“This paper shows that circadian clocks in peripheral tissues can persist for at least 20 cycles in culture and shows that the master pacemaker in the suprachiasmatic nucleus (SCN) is not required for these peripheral rhythms.”

This paper reports an improved bioluminescence reporter mouse using gene-targeting methods to produce a PERIOD2::LUCIFERASE fusion protein. The PER2::LUC fusion protein functions normally and allows one to measure circadian rhythms of bioluminescence in tissues and cells in real time in vitro. This paper shows that circadian clocks in peripheral tissues can persist for at least 20 cycles in culture and shows that the master pacemaker in the suprachiasmatic nucleus (SCN) is not required for these peripheral rhythms. Taken together, these results refute the previous dogma that only the SCN clock is persistent, that peripheral clocks have damped rhythms, and that the SCN drives persistent rhythms in peripheral tissues. Rather, these results suggest that the SCN acts as a synchronizer of circadian rhythms generated by peripheral tissues.

Yes, a new and improved bioluminescence reporter mouse using gene-targeting methods ("knock in") to produce a PER2::LUC fusion protein. The PER2::LUC fusion protein can reflect both the transcriptional and post-transcriptional regulation of the PER2 protein (which are both important levels of circadian control). In addition, the use of knock-in technology allows the preservation of gene regulatory elements in the context of the native locus. The PER2::LUC knock-in mice are being widely distributed and are being used by many laboratories worldwide.

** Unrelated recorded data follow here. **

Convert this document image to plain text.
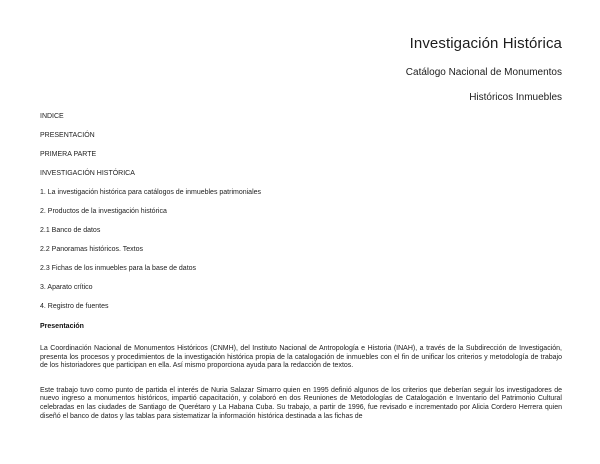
Investigación Histórica
Catálogo Nacional de Monumentos
Históricos Inmuebles
INDICE
PRESENTACIÓN
PRIMERA PARTE
INVESTIGACIÓN HISTÓRICA
1. La investigación histórica para catálogos de inmuebles patrimoniales
2. Productos de la investigación histórica
2.1 Banco de datos
2.2 Panoramas históricos. Textos
2.3 Fichas de los inmuebles para la base de datos
3. Aparato crítico
4. Registro de fuentes
Presentación

La Coordinación Nacional de Monumentos Históricos (CNMH), del Instituto Nacional de Antropología e Historia (INAH), a través de la Subdirección de Investigación, presenta los procesos y procedimientos de la investigación histórica propia de la catalogación de inmuebles con el fin de unificar los criterios y metodología de trabajo de los historiadores que participan en ella. Así mismo proporciona ayuda para la redacción de textos.

Este trabajo tuvo como punto de partida el interés de Nuria Salazar Simarro quien en 1995 definió algunos de los criterios que deberían seguir los investigadores de nuevo ingreso a monumentos históricos, impartió capacitación, y colaboró en dos Reuniones de Metodologías de Catalogación e Inventario del Patrimonio Cultural celebradas en las ciudades de Santiago de Querétaro y La Habana Cuba. Su trabajo, a partir de 1996, fue revisado e incrementado por Alicia Cordero Herrera quien diseñó el banco de datos y las tablas para sistematizar la información histórica destinada a las fichas de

These experiments allow us to monitor circadian rhythms in virtually every tissue in the animal (mouse). This has revealed that almost every tissue and organ in the body contains intrinsic circadian clocks. These body clocks are autonomous, but they are normally synchronized by a master clock located in the brain (in a structure called the "SCN").

My laboratory is interested in the molecular mechanism of the circadian clock. We have contributed to the discovery of a number of the "core circadian clock genes" in mammals. These circadian genes were found to be expressed in virtually all tissues in the brain and body. The PER2 gene in particular has a very high amplitude circadian rhythm in most tissues and this makes the PER2 protein an ideal marker for circadian rhythms. The fusion of luciferase to the PER2 protein creates a very sensitive circadian bioluminescence reporter.